Although it may not be that obvious at first glance, Cheberloyevsky appears to share the objectives of the Caucasus Emirate, the pan-Caucasus militant group that was created in 2007 by the then-head of the Chechen insurgent network, Doku Umarov. Back in those days, Munaev, alongside a number of other prominent field commanders, issued a statement distancing themselves from Umarov and his new organization (RFE/RL, October 30, 2007). However, there is no record of Muslim Cheberloyevsky having ever done so. Moreover, Chechen sources suggest that Cheberloyevsky’s second-in-command and close confidant, Muslim Idrisov, maintains close ties with the Emirate’s adherents who found refuge in Turkey. [1] It is, therefore, highly likely the divisive issue of the Caucasus Emirate was the main reason for the rift between the two volunteer commanders.

Conclusion

Cheberloyevsky refuses to reveal the actual size of his battalion (Kavkaz Realii, March 7).

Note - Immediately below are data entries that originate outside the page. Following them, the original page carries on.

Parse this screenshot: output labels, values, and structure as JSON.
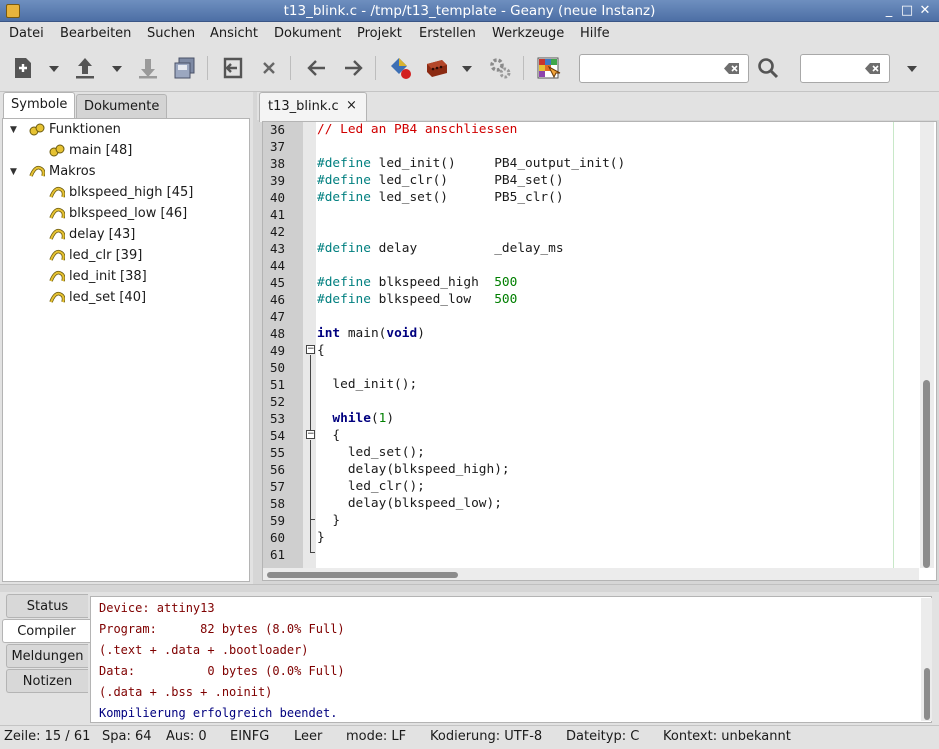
{
  "window": {
    "title": "t13_blink.c - /tmp/t13_template - Geany (neue Instanz)"
  },
  "menu": [
    "Datei",
    "Bearbeiten",
    "Suchen",
    "Ansicht",
    "Dokument",
    "Projekt",
    "Erstellen",
    "Werkzeuge",
    "Hilfe"
  ],
  "toolbar": {
    "search_value": "",
    "goto_value": "",
    "icons": [
      "new-file-icon",
      "open-file-icon",
      "save-icon",
      "save-all-icon",
      "revert-icon",
      "close-icon",
      "back-icon",
      "forward-icon",
      "compile-icon",
      "build-icon",
      "execute-icon",
      "color-chooser-icon",
      "search-icon"
    ]
  },
  "sidebar": {
    "tabs": [
      "Symbole",
      "Dokumente"
    ],
    "active_tab": "Symbole",
    "groups": [
      {
        "label": "Funktionen",
        "items": [
          "main [48]"
        ]
      },
      {
        "label": "Makros",
        "items": [
          "blkspeed_high [45]",
          "blkspeed_low [46]",
          "delay [43]",
          "led_clr [39]",
          "led_init [38]",
          "led_set [40]"
        ]
      }
    ]
  },
  "editor": {
    "tab_label": "t13_blink.c",
    "tab_close": "×",
    "lines": [
      {
        "n": "36",
        "code": [
          {
            "t": "// Led an PB4 anschliessen",
            "c": "com"
          }
        ]
      },
      {
        "n": "37",
        "code": []
      },
      {
        "n": "38",
        "code": [
          {
            "t": "#define",
            "c": "pre"
          },
          {
            "t": " led_init()     PB4_output_init()",
            "c": ""
          }
        ]
      },
      {
        "n": "39",
        "code": [
          {
            "t": "#define",
            "c": "pre"
          },
          {
            "t": " led_clr()      PB4_set()",
            "c": ""
          }
        ]
      },
      {
        "n": "40",
        "code": [
          {
            "t": "#define",
            "c": "pre"
          },
          {
            "t": " led_set()      PB5_clr()",
            "c": ""
          }
        ]
      },
      {
        "n": "41",
        "code": []
      },
      {
        "n": "42",
        "code": []
      },
      {
        "n": "43",
        "code": [
          {
            "t": "#define",
            "c": "pre"
          },
          {
            "t": " delay          _delay_ms",
            "c": ""
          }
        ]
      },
      {
        "n": "44",
        "code": []
      },
      {
        "n": "45",
        "code": [
          {
            "t": "#define",
            "c": "pre"
          },
          {
            "t": " blkspeed_high  ",
            "c": ""
          },
          {
            "t": "500",
            "c": "num"
          }
        ]
      },
      {
        "n": "46",
        "code": [
          {
            "t": "#define",
            "c": "pre"
          },
          {
            "t": " blkspeed_low   ",
            "c": ""
          },
          {
            "t": "500",
            "c": "num"
          }
        ]
      },
      {
        "n": "47",
        "code": []
      },
      {
        "n": "48",
        "code": [
          {
            "t": "int",
            "c": "kw"
          },
          {
            "t": " main(",
            "c": ""
          },
          {
            "t": "void",
            "c": "kw"
          },
          {
            "t": ")",
            "c": ""
          }
        ]
      },
      {
        "n": "49",
        "code": [
          {
            "t": "{",
            "c": ""
          }
        ]
      },
      {
        "n": "50",
        "code": []
      },
      {
        "n": "51",
        "code": [
          {
            "t": "  led_init();",
            "c": ""
          }
        ]
      },
      {
        "n": "52",
        "code": []
      },
      {
        "n": "53",
        "code": [
          {
            "t": "  ",
            "c": ""
          },
          {
            "t": "while",
            "c": "kw"
          },
          {
            "t": "(",
            "c": ""
          },
          {
            "t": "1",
            "c": "num"
          },
          {
            "t": ")",
            "c": ""
          }
        ]
      },
      {
        "n": "54",
        "code": [
          {
            "t": "  {",
            "c": ""
          }
        ]
      },
      {
        "n": "55",
        "code": [
          {
            "t": "    led_set();",
            "c": ""
          }
        ]
      },
      {
        "n": "56",
        "code": [
          {
            "t": "    delay(blkspeed_high);",
            "c": ""
          }
        ]
      },
      {
        "n": "57",
        "code": [
          {
            "t": "    led_clr();",
            "c": ""
          }
        ]
      },
      {
        "n": "58",
        "code": [
          {
            "t": "    delay(blkspeed_low);",
            "c": ""
          }
        ]
      },
      {
        "n": "59",
        "code": [
          {
            "t": "  }",
            "c": ""
          }
        ]
      },
      {
        "n": "60",
        "code": [
          {
            "t": "}",
            "c": ""
          }
        ]
      },
      {
        "n": "61",
        "code": []
      }
    ]
  },
  "bottom": {
    "tabs": [
      "Status",
      "Compiler",
      "Meldungen",
      "Notizen"
    ],
    "active_tab": "Compiler",
    "messages": [
      {
        "text": "Device: attiny13",
        "color": "dark-red"
      },
      {
        "text": "Program:      82 bytes (8.0% Full)",
        "color": "dark-red"
      },
      {
        "text": "(.text + .data + .bootloader)",
        "color": "dark-red"
      },
      {
        "text": "Data:          0 bytes (0.0% Full)",
        "color": "dark-red"
      },
      {
        "text": "(.data + .bss + .noinit)",
        "color": "dark-red"
      },
      {
        "text": "Kompilierung erfolgreich beendet.",
        "color": "blue"
      }
    ]
  },
  "statusbar": {
    "line": "Zeile: 15 / 61",
    "col": "Spa: 64",
    "sel": "Aus: 0",
    "mode_ins": "EINFG",
    "indent": "Leer",
    "eol": "mode: LF",
    "encoding": "Kodierung: UTF-8",
    "filetype": "Dateityp: C",
    "context": "Kontext: unbekannt"
  }
}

However, Russia’s re-invasion of Ukraine in 2021 has apparently breathed new life into the unit. The battalion has, for example, taken part in the defense of Kyiv, most likely near Velyka Dymerka in Kyiv Oblast. In mid-May, it was re-deployed “in the direction of Kharkiv” (YouTube, May 14).

From its precarious beginnings as a front-line volunteer group to its fast growing recognition as a dedicated and effective fighting force, the Sheikh Mansur battalion has become something of a permanent fixture of the Russo-Ukrainian War. Its commander, Muslim Cheberloyevsky, invariably sports a luxuriant beard and remains clad in Fidel Castro-style cap and fatigues. He has become one of the most recognizable foreign faces of the conflict.

Notes

[1] Author’s online interview with a Chechen journalist and a source in Kyiv, both of whom requested anonymity as the information is not publicly available, June 1.